PICK OF THE WEEK
Florrie
Too Young To Remember (Sony)
The track is frothier and cuter than a load of kittens bounding around a sweet shop, but the lyrics sound like Florrie’s on a really awkward date, one where she’s desperately scrambling to find some common ground. “Oh yeah, 1991,” she agrees. “Batman and Super Mario/ Nevermind playing all night long.” Under her breath, she repeats “I’m too young to remember/ I’m TOO YOUNG to remember”, while getting increasingly impatient. It’s a pity the song doesn’t end with, “and you’re clearly not six-foot tall and that photo you’re using on Tinder is at least 10 years old.” Uplifting, but it’s never entirely clear why.
Calvin Harris Feat Haim
Pray To God (Sony)
Ever wondered what Haim would sound like if they went EDM? Well, panic no more; you’ll be able to sleep again at night now that Calvin Harris is here with Pray To God. Soon every single musician on Earth will have their name written after the words “Calvin Harris Feat…” So, even if you’re not really into this 80s-tinged banger, just wait around a month or so for Calvin to roll another one off the conveyor belt.
The Vaccines
Handsome (Sony)
Oh good, the Vaccines are back. Safe enough to feature on breakfast radio, while edgy enough to headline festivals. Frantic enough to play at a student union indie night, but also accessible enough for your personal trainer to suggest you put it on your workout playlist.

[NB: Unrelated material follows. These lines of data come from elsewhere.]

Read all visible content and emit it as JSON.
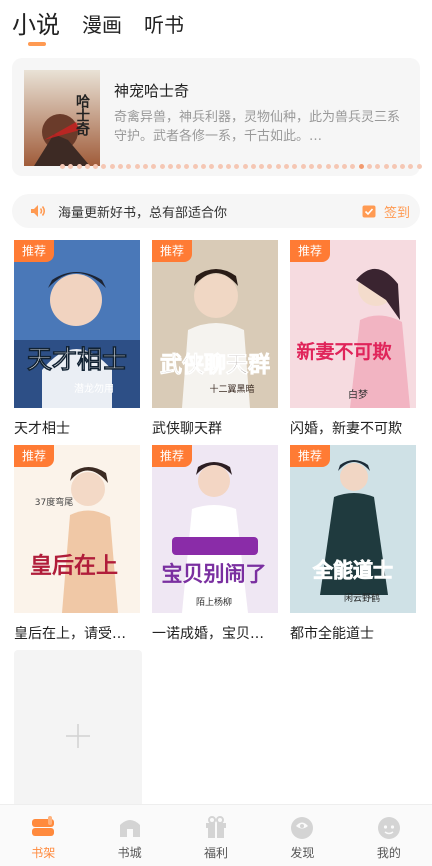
{
  "top_tabs": [
    {
      "label": "小说",
      "active": true
    },
    {
      "label": "漫画",
      "active": false
    },
    {
      "label": "听书",
      "active": false
    }
  ],
  "banner": {
    "title": "神宠哈士奇",
    "description": "奇禽异兽，神兵利器，灵物仙种，此为兽兵灵三系守护。武者各修一系，千古如此。…",
    "cover_text": "哈士奇",
    "dot_count": 44,
    "active_dot": 36
  },
  "notice": {
    "icon": "speaker-icon",
    "text": "海量更新好书，总有部适合你",
    "sign_icon": "checkbox-icon",
    "sign_label": "签到"
  },
  "badge_label": "推荐",
  "books": [
    {
      "title": "天才相士",
      "cover_text": "天才相士",
      "author_line": "潜龙勿用",
      "badge": true
    },
    {
      "title": "武侠聊天群",
      "cover_text": "武侠聊天群",
      "author_line": "十二翼黑暗",
      "badge": true
    },
    {
      "title": "闪婚，新妻不可欺",
      "cover_text": "新妻不可欺",
      "author_line": "白梦",
      "badge": true
    },
    {
      "title": "皇后在上，请受…",
      "cover_text": "皇后在上",
      "author_line": "37度弯尾",
      "badge": true
    },
    {
      "title": "一诺成婚，宝贝…",
      "cover_text": "宝贝别闹了",
      "author_line": "陌上杨柳",
      "badge": true
    },
    {
      "title": "都市全能道士",
      "cover_text": "全能道士",
      "author_line": "闲云野鹤",
      "badge": true
    }
  ],
  "add_card": {
    "icon": "plus-icon"
  },
  "bottom_nav": [
    {
      "label": "书架",
      "icon": "bookshelf-icon",
      "active": true
    },
    {
      "label": "书城",
      "icon": "bookstore-icon",
      "active": false
    },
    {
      "label": "福利",
      "icon": "gift-icon",
      "active": false
    },
    {
      "label": "发现",
      "icon": "discover-icon",
      "active": false
    },
    {
      "label": "我的",
      "icon": "profile-icon",
      "active": false
    }
  ],
  "colors": {
    "accent": "#ff8a3d",
    "badge": "#ff7b34",
    "muted": "#999999"
  }
}
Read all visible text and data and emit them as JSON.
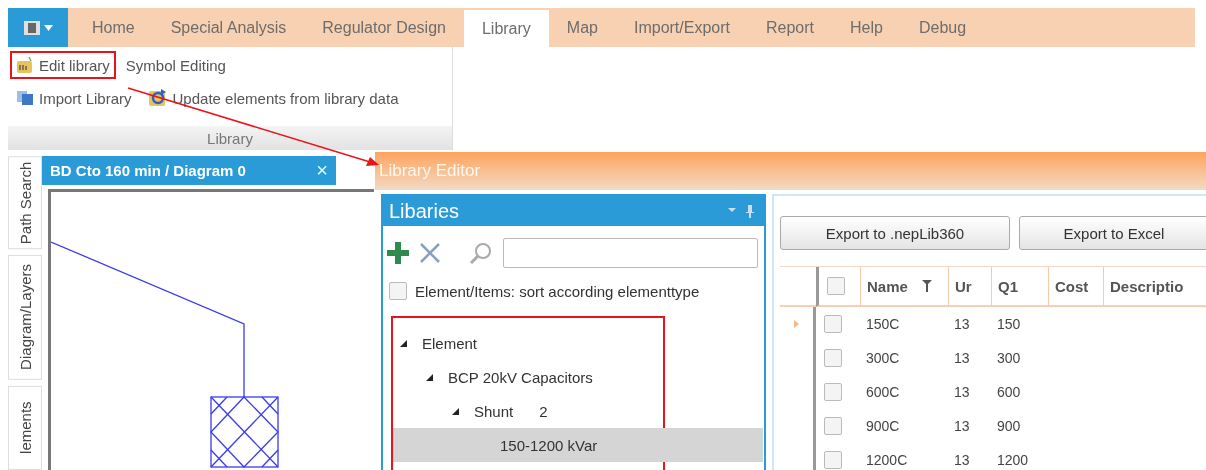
{
  "ribbon": {
    "tabs": [
      {
        "label": "Home",
        "selected": false
      },
      {
        "label": "Special Analysis",
        "selected": false
      },
      {
        "label": "Regulator Design",
        "selected": false
      },
      {
        "label": "Library",
        "selected": true
      },
      {
        "label": "Map",
        "selected": false
      },
      {
        "label": "Import/Export",
        "selected": false
      },
      {
        "label": "Report",
        "selected": false
      },
      {
        "label": "Help",
        "selected": false
      },
      {
        "label": "Debug",
        "selected": false
      }
    ],
    "group": {
      "label": "Library",
      "rows": [
        [
          {
            "label": "Edit library",
            "kind": "edit",
            "highlighted": true
          },
          {
            "label": "Symbol Editing",
            "kind": "text",
            "highlighted": false
          }
        ],
        [
          {
            "label": "Import Library",
            "kind": "import",
            "highlighted": false
          },
          {
            "label": "Update elements from library data",
            "kind": "update",
            "highlighted": false
          }
        ]
      ]
    }
  },
  "side_tabs": [
    {
      "label": "Path Search"
    },
    {
      "label": "Diagram/Layers"
    },
    {
      "label": "lements"
    }
  ],
  "document": {
    "title": "BD Cto 160 min / Diagram 0",
    "close": "×"
  },
  "library_editor": {
    "title": "Library Editor",
    "libraries_panel": {
      "title": "Libaries",
      "sort_checkbox": {
        "label": "Element/Items: sort according elementtype",
        "checked": false
      },
      "tree": {
        "highlighted": true,
        "items": [
          {
            "label": "Element",
            "expanded": true,
            "selected": false,
            "children": [
              {
                "label": "BCP 20kV Capacitors",
                "expanded": true,
                "selected": false,
                "children": [
                  {
                    "label": "Shunt",
                    "count": "2",
                    "expanded": true,
                    "selected": false,
                    "children": [
                      {
                        "label": "150-1200 kVar",
                        "selected": true
                      }
                    ]
                  }
                ]
              }
            ]
          }
        ]
      }
    },
    "buttons": [
      "Export to .nepLib360",
      "Export to Excel"
    ],
    "table": {
      "select_all_checked": false,
      "columns": [
        "Name",
        "Ur",
        "Q1",
        "Cost",
        "Descriptio"
      ],
      "rows": [
        {
          "current": true,
          "checked": false,
          "cells": [
            "150C",
            "13",
            "150"
          ]
        },
        {
          "current": false,
          "checked": false,
          "cells": [
            "300C",
            "13",
            "300"
          ]
        },
        {
          "current": false,
          "checked": false,
          "cells": [
            "600C",
            "13",
            "600"
          ]
        },
        {
          "current": false,
          "checked": false,
          "cells": [
            "900C",
            "13",
            "900"
          ]
        },
        {
          "current": false,
          "checked": false,
          "cells": [
            "1200C",
            "13",
            "1200"
          ]
        }
      ]
    }
  }
}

Handsome is the musical equivalent of New Balance trainers in 2015: fine for mums, but you’re also not going to get laughed out of the pub for being into them.
Flo Rida Feat Sage The Gemini & Lookas
GDFR (Atlantic)
If Flo Rida walked up to you at the bus stop and asked you to “bust it open/ let me see you get low”, and then threatened to make “bitches wetter than [Hurricane] Katrina”, you’d immediately call the police. But stick a sped-up sample of War’s Low Rider behind his misogynistic rantings and it’s shamefully catchy. Prepare to guiltily start doing that weird dance that you think is sexy, but actually looks like a bear itching its back against a tree. Get yo ass on dat floor, ladies! Also: sorry.
Rag N’ Bone Man
Bitter End (Best Laid Plans)
Sam Smith’s massive success has brought a lot of “blues” singers out of the woodwork, the kind whose soulful voices hide the fact that the biggest tragedy they’ve ever endured is losing their Oyster card when they’d just put £30 on it. Fortunately, Rag N’ Bone Man isn’t one of those. Bitter End is a tortured examination of the crumbling of a lifelong friendship, featuring lyrics like, “I can’t accept it’s over now/ I won’t let go”. It’s either about the end of a relationship or the end of Parks And Rec. But definitely sad, either way.